At our New York datacamp, we set out to liberate data, teach people to liberate data, and find stories in data.
About 100 people showed up for the event, and about 40 of them attended the Learn to Scrape sessions.
Mike Caprio and team cleaned a spreadsheet of 80,000 records from the New York lobbyist website to power a site on New York lobbyists based on the Chicago Lobbyists site It appears that $120 million was spend on New York on lobbiests in 2011.
Michael Keller, Marc Georges et al. related the NYPD stop, question and frisk data nine mosques referenced in an NYPD report on surveillance in order to see whether there had been unusual changes in stopping activity around these mosques.

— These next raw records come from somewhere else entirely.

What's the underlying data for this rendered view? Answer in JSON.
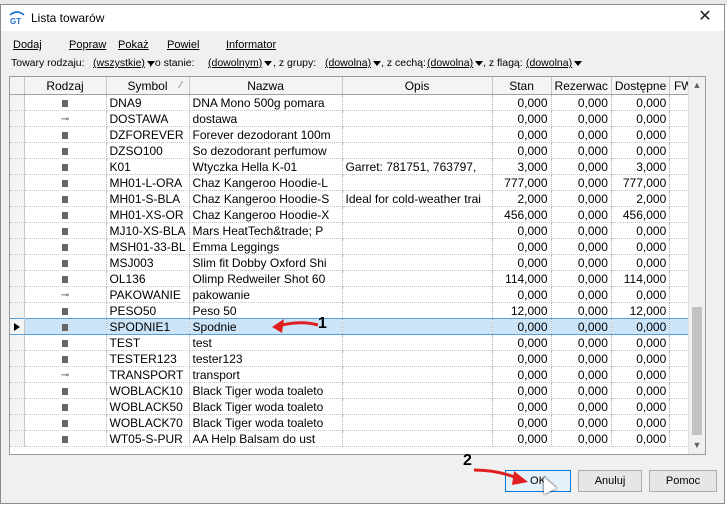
{
  "window": {
    "title": "Lista towarów"
  },
  "menu": [
    "Dodaj",
    "Popraw",
    "Pokaż",
    "Powiel",
    "Informator"
  ],
  "filters": {
    "kind_label": "Towary rodzaju:",
    "kind_value": "(wszystkie)",
    "state_label": ", o stanie:",
    "state_value": "(dowolnym)",
    "group_label": ", z grupy:",
    "group_value": "(dowolna)",
    "feature_label": ", z cechą:",
    "feature_value": "(dowolna)",
    "flag_label": ", z flagą:",
    "flag_value": "(dowolna)"
  },
  "table": {
    "headers": [
      "Rodzaj",
      "Symbol",
      "Nazwa",
      "Opis",
      "Stan",
      "Rezerwac",
      "Dostępne",
      "FW"
    ],
    "rows": [
      {
        "kind": "towar",
        "symbol": "DNA9",
        "name": "DNA Mono 500g pomara",
        "desc": "",
        "stan": "0,000",
        "rez": "0,000",
        "dost": "0,000"
      },
      {
        "kind": "usluga",
        "symbol": "DOSTAWA",
        "name": "dostawa",
        "desc": "",
        "stan": "0,000",
        "rez": "0,000",
        "dost": "0,000"
      },
      {
        "kind": "towar",
        "symbol": "DZFOREVER",
        "name": "Forever dezodorant 100m",
        "desc": "",
        "stan": "0,000",
        "rez": "0,000",
        "dost": "0,000"
      },
      {
        "kind": "towar",
        "symbol": "DZSO100",
        "name": "So dezodorant perfumow",
        "desc": "",
        "stan": "0,000",
        "rez": "0,000",
        "dost": "0,000"
      },
      {
        "kind": "towar",
        "symbol": "K01",
        "name": "Wtyczka Hella K-01",
        "desc": "Garret: 781751, 763797,",
        "stan": "3,000",
        "rez": "0,000",
        "dost": "3,000"
      },
      {
        "kind": "towar",
        "symbol": "MH01-L-ORA",
        "name": "Chaz Kangeroo Hoodie-L",
        "desc": "",
        "stan": "777,000",
        "rez": "0,000",
        "dost": "777,000"
      },
      {
        "kind": "towar",
        "symbol": "MH01-S-BLA",
        "name": "Chaz Kangeroo Hoodie-S",
        "desc": "Ideal for cold-weather trai",
        "stan": "2,000",
        "rez": "0,000",
        "dost": "2,000"
      },
      {
        "kind": "towar",
        "symbol": "MH01-XS-OR",
        "name": "Chaz Kangeroo Hoodie-X",
        "desc": "",
        "stan": "456,000",
        "rez": "0,000",
        "dost": "456,000"
      },
      {
        "kind": "towar",
        "symbol": "MJ10-XS-BLA",
        "name": "Mars HeatTech&trade; P",
        "desc": "",
        "stan": "0,000",
        "rez": "0,000",
        "dost": "0,000"
      },
      {
        "kind": "towar",
        "symbol": "MSH01-33-BL",
        "name": "Emma Leggings",
        "desc": "",
        "stan": "0,000",
        "rez": "0,000",
        "dost": "0,000"
      },
      {
        "kind": "towar",
        "symbol": "MSJ003",
        "name": "Slim fit Dobby Oxford Shi",
        "desc": "",
        "stan": "0,000",
        "rez": "0,000",
        "dost": "0,000"
      },
      {
        "kind": "towar",
        "symbol": "OL136",
        "name": "Olimp Redweiler  Shot 60",
        "desc": "",
        "stan": "114,000",
        "rez": "0,000",
        "dost": "114,000"
      },
      {
        "kind": "usluga",
        "symbol": "PAKOWANIE",
        "name": "pakowanie",
        "desc": "",
        "stan": "0,000",
        "rez": "0,000",
        "dost": "0,000"
      },
      {
        "kind": "towar",
        "symbol": "PESO50",
        "name": "Peso 50",
        "desc": "",
        "stan": "12,000",
        "rez": "0,000",
        "dost": "12,000"
      },
      {
        "kind": "towar",
        "symbol": "SPODNIE1",
        "name": "Spodnie",
        "desc": "",
        "stan": "0,000",
        "rez": "0,000",
        "dost": "0,000",
        "selected": true
      },
      {
        "kind": "towar",
        "symbol": "TEST",
        "name": "test",
        "desc": "",
        "stan": "0,000",
        "rez": "0,000",
        "dost": "0,000"
      },
      {
        "kind": "towar",
        "symbol": "TESTER123",
        "name": "tester123",
        "desc": "",
        "stan": "0,000",
        "rez": "0,000",
        "dost": "0,000"
      },
      {
        "kind": "usluga",
        "symbol": "TRANSPORT",
        "name": "transport",
        "desc": "",
        "stan": "0,000",
        "rez": "0,000",
        "dost": "0,000"
      },
      {
        "kind": "towar",
        "symbol": "WOBLACK10",
        "name": "Black Tiger woda toaleto",
        "desc": "",
        "stan": "0,000",
        "rez": "0,000",
        "dost": "0,000"
      },
      {
        "kind": "towar",
        "symbol": "WOBLACK50",
        "name": "Black Tiger woda toaleto",
        "desc": "",
        "stan": "0,000",
        "rez": "0,000",
        "dost": "0,000"
      },
      {
        "kind": "towar",
        "symbol": "WOBLACK70",
        "name": "Black Tiger woda toaleto",
        "desc": "",
        "stan": "0,000",
        "rez": "0,000",
        "dost": "0,000"
      },
      {
        "kind": "towar",
        "symbol": "WT05-S-PUR",
        "name": "AA Help Balsam do ust",
        "desc": "",
        "stan": "0,000",
        "rez": "0,000",
        "dost": "0,000"
      }
    ]
  },
  "buttons": {
    "ok": "OK",
    "cancel": "Anuluj",
    "help": "Pomoc"
  },
  "annotations": {
    "one": "1",
    "two": "2"
  },
  "colors": {
    "selection": "#cce4f7",
    "annotation_arrow": "#e02020"
  }
}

The dataset is insanely messy, but they fortunately had access to a relatively clean version that Data Without Borders had
developed in November.
I helped one team relate contracts from Open Book New York to data that they had scraped by hand (!) from hand-written forms in order to identify pontential conflicts of interest.
I helped another team identify potential stories (outliers) in the NYC Open Data graffiti locations dataset.
Susan McGregor was awarded Honorary ScraperWikian. We haven’t decided what that means yet. 🙂
Teaching the Learn to Scrape sessions and working with many of the project teams, I got the impression that we had opened participants to thinking more about how data can be scraped, transformed and analyzed to identify unusual subsets and potential stories.
Our Learn to Scrape sessions seemed to work as well; I found several participants who had claimed no knowledge of webscraping prior to the sessions to be creating reasonably complex scrapers by the next afternoon.